R. L. : Mais je n’ai jamais dit de prendre de la drogue. Je n’ai jamais caressé l’idée de baptiser qui que ce soit au LSD, comme Timothy Leary, qui est pourtant un ami, et que l’on vient d’arrêter à nouveau en Californie.
L’Express : La Nouvelle Gauche voit en vous un leader : elle affiche votre poster à côté de ceux de Marcuse et de Wilhelm Reich…
R. L. : C’est le privilège des gens de voir en moi ce qu’ils veulent. Ils sont libres. Je le suis aussi de ne prendre et de n’avoir jamais pris aucune position particulière, sinon d’observer la nature humaine et les conditions sociales, économiques, géophysiques qui régissent la vie de l’homme. J’essaie de communiquer ce que je vois aux autres. Je ne me précipite pas, tête la première, pour changer la nature des choses, avant d’avoir songé à la manière de le faire. J’énonce seulement les vérités que je découvre. Si une telle attitude apparaît comme révolutionnaire, alors, je suis d’accord.
L’Express : Pourtant, on dit que vous menez les mêmes combats que Herbert Marcuse ?
R. L. : Pas du tout. Je suis trop individualiste. Quant aux idées de Wilhelm Reich, dont vous parliez tout à l’heure, elles sont très souvent contestables. Et il a vraiment fini fou, vous savez. Malgré mes affinités avec Sartre , je ne me sens pas spécialement mobilisé, engagé dans un effort pour préserver ou détruire des structures.
L’Express : On dit encore que vous vous intéressez plus à la schizophrénie, cette maladie sans critères cliniques bien définis qui coupe le malade du réel, qu’aux autres troubles ?
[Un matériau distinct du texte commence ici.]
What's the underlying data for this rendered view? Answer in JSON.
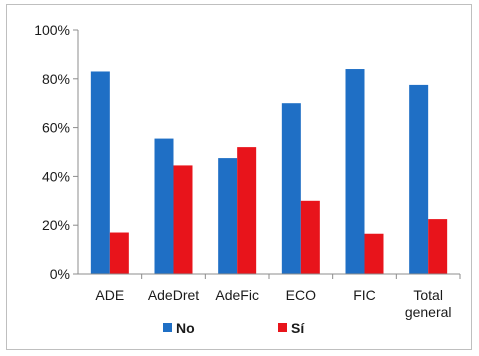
{
  "chart_data": {
    "type": "bar",
    "categories": [
      "ADE",
      "AdeDret",
      "AdeFic",
      "ECO",
      "FIC",
      "Total general"
    ],
    "series": [
      {
        "name": "No",
        "color": "#1f6fc5",
        "values": [
          83,
          55.5,
          47.5,
          70,
          84,
          77.5
        ]
      },
      {
        "name": "Sí",
        "color": "#e8141b",
        "values": [
          17,
          44.5,
          52,
          30,
          16.5,
          22.5
        ]
      }
    ],
    "y_ticks": [
      "0%",
      "20%",
      "40%",
      "60%",
      "80%",
      "100%"
    ],
    "ylim": [
      0,
      100
    ],
    "legend_position": "bottom",
    "grid": false
  }
}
R. L. : C’est une impression fausse. Je n’ai jamais consacré aucun des huit livres que j’ai écrits à la schizophrénie seule. J’ai écrit aussi sur bien d’autres formes de troubles, mentaux ou sociaux, et sur la vie ordinaire, quotidienne.
L’Express : Que signifie, dans votre bouche, « la vie ordinaire, quotidienne » ?
R. L. : On pourrait dire aussi la vie sans étiquette. Il arrive qu’on mette l’étiquette « psychotique » sur le front de gens affectés de fonctions désordonnées, de psychopathologies, ou bien de pathologies chimiques et moléculaires. Cette étiquette modifie le champ social dans lequel il (ou elle) va opérer, pendant un certain temps, voire pour toute sa vie. Mais une bonne partie de la vie peut se dérouler sans que ce genre de choses arrive. C’est ce que j’appelle la vie ordinaire.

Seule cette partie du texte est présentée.